Search code examples
csvneo4jloadcyphereager

The execution plan for this query contains the Eager operator, which forces all dependent data to be materialized in main memory before proceeding


I am running this code in Neo4j:

//Creates an edge labeled "Mentioned". 
LOAD CSV FROM "file:///datafile.csv" AS row 
MERGE (u:ChatItem {id: toInteger(row[0])}) 
MERGE (t:User {id: toInteger(row[1])})
MERGE (u)-[:Mentioned{timeStamp: toInteger(row[2])}]->(c) 
//userid, userid, timestamp

And I got this warning: The execution plan for this query contains the Eager operator, which forces all dependent data to be materialized in main memory before proceeding

Using LOAD CSV with a large data set in a query where the execution plan contains the Eager operator could potentially consume a lot of memory and is likely to not perform well.

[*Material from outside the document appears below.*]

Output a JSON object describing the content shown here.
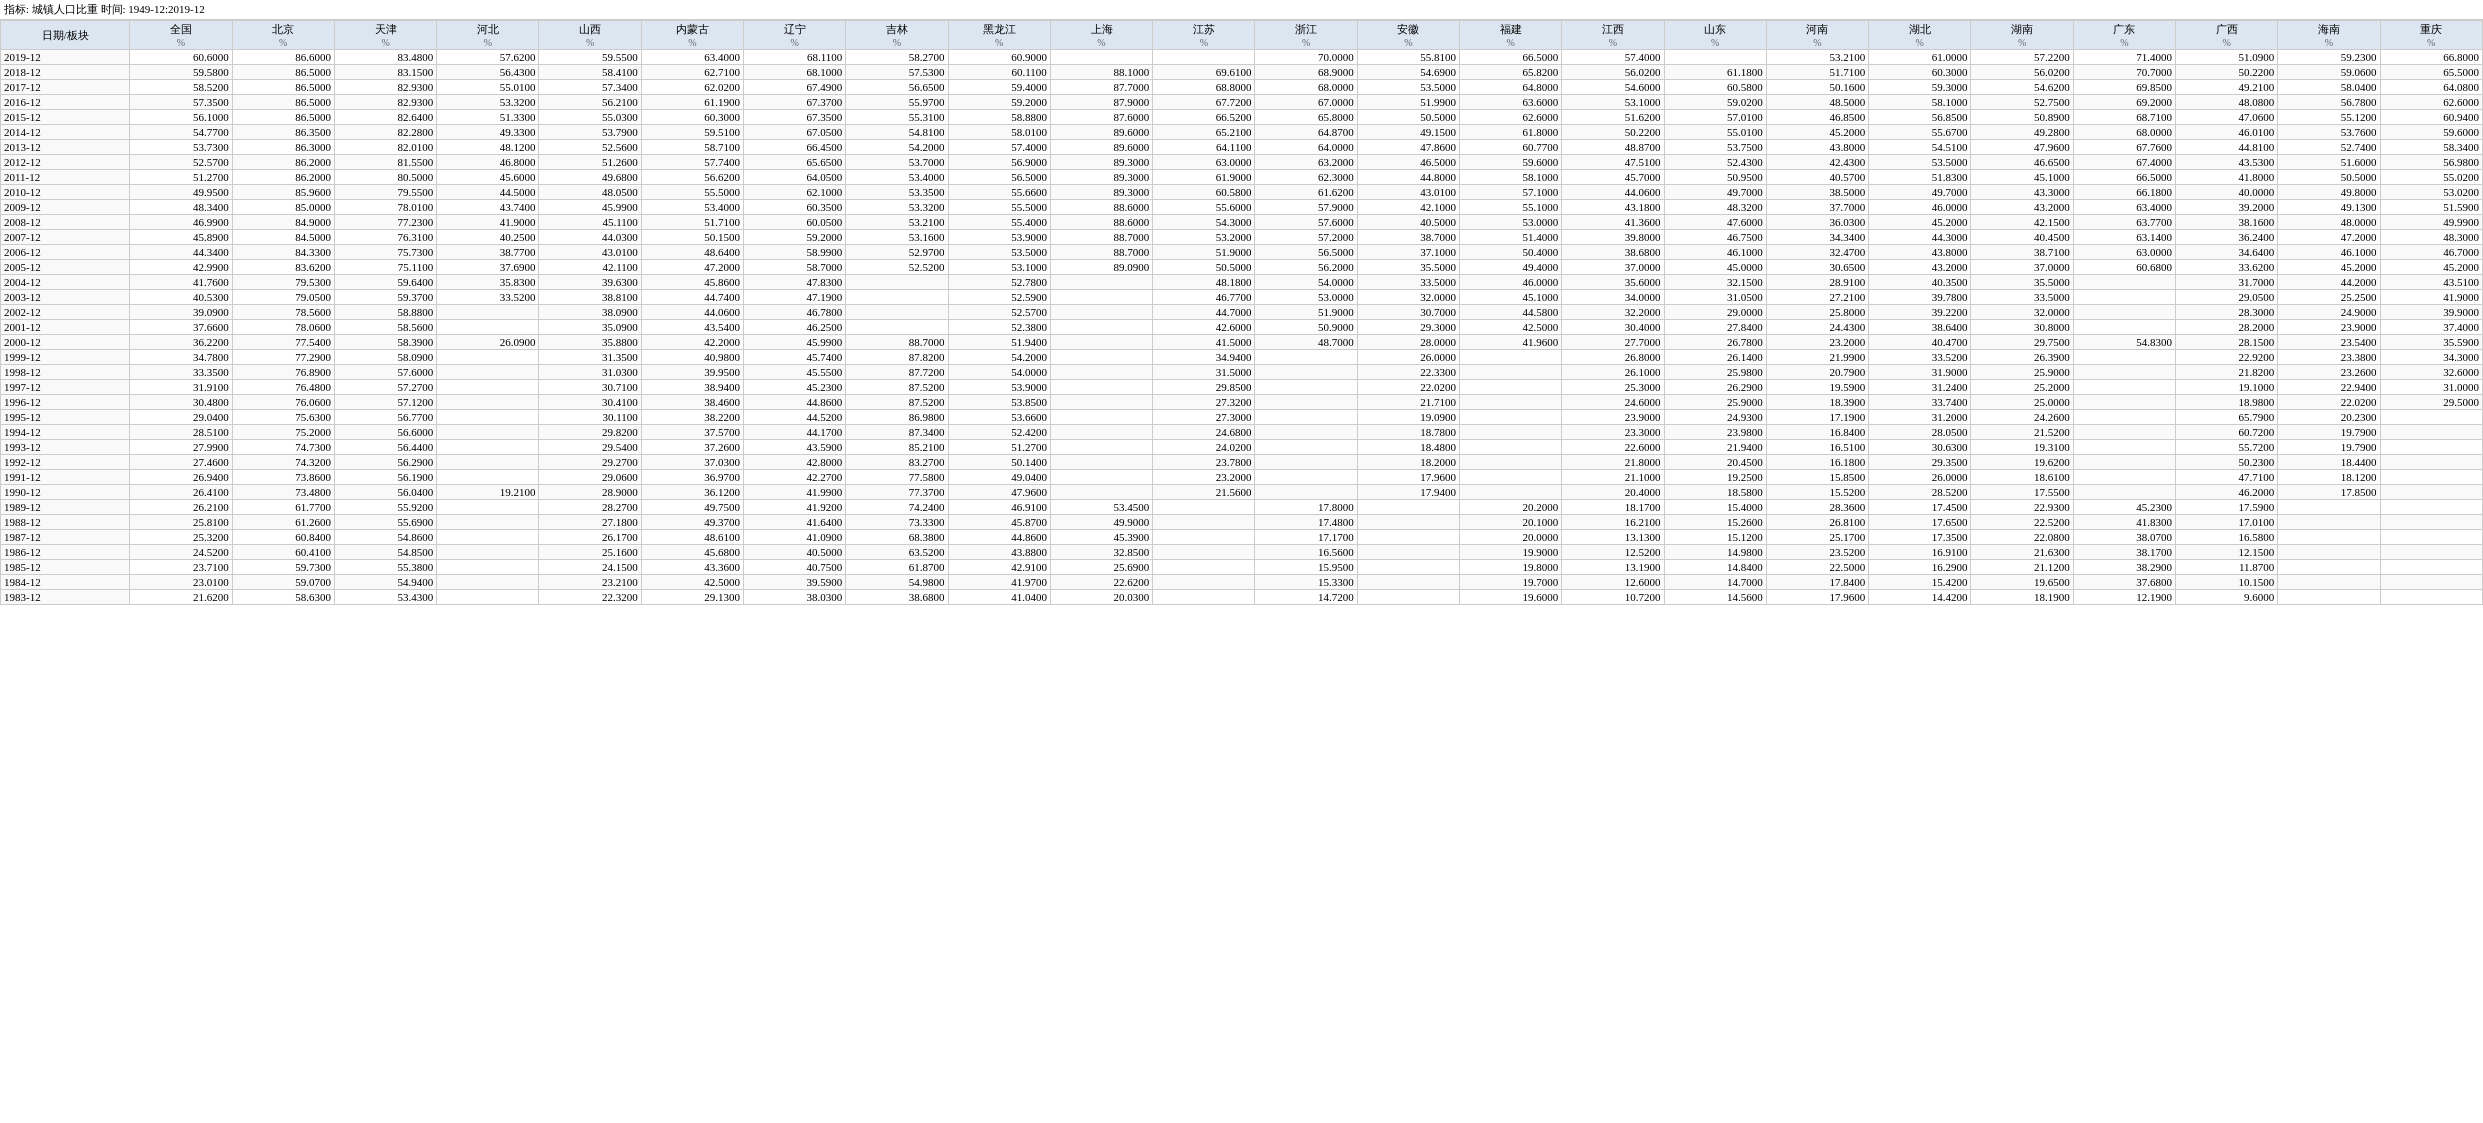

See the Neo4j Manual entry on the Eager operator for more information and hints on how problems could be avoided.

Here is an overview of the dataset:

6824,1847,1464235815.0
6865,789,1464239415.0
6906,518,1464243003.0
6934,240,1464243031.0
6968,1482,1464244803.0
6976,1792,1464244811.0
6983,767,1464244818.0

What does it mean and what can I do about it ?


Solution

  • This is because you are creating (or not) nodes and then creating (or not) a relationship between them.

    Within a single Cypher statement, Neo4j has to isolate changes that affect matches further on, e.g. when you CREATE nodes with a label that are suddenly matched by a later MATCH or MERGE operation.

    That's why you have an eager operation.

    To avoid it, you can :

    • Change the MERGE on the relationship to a CREATE (if it's possible)
    • Have 2 scripts: one that creates the nodes, and one that will just create the relationship (MATCH, MATCH, MERGE query type)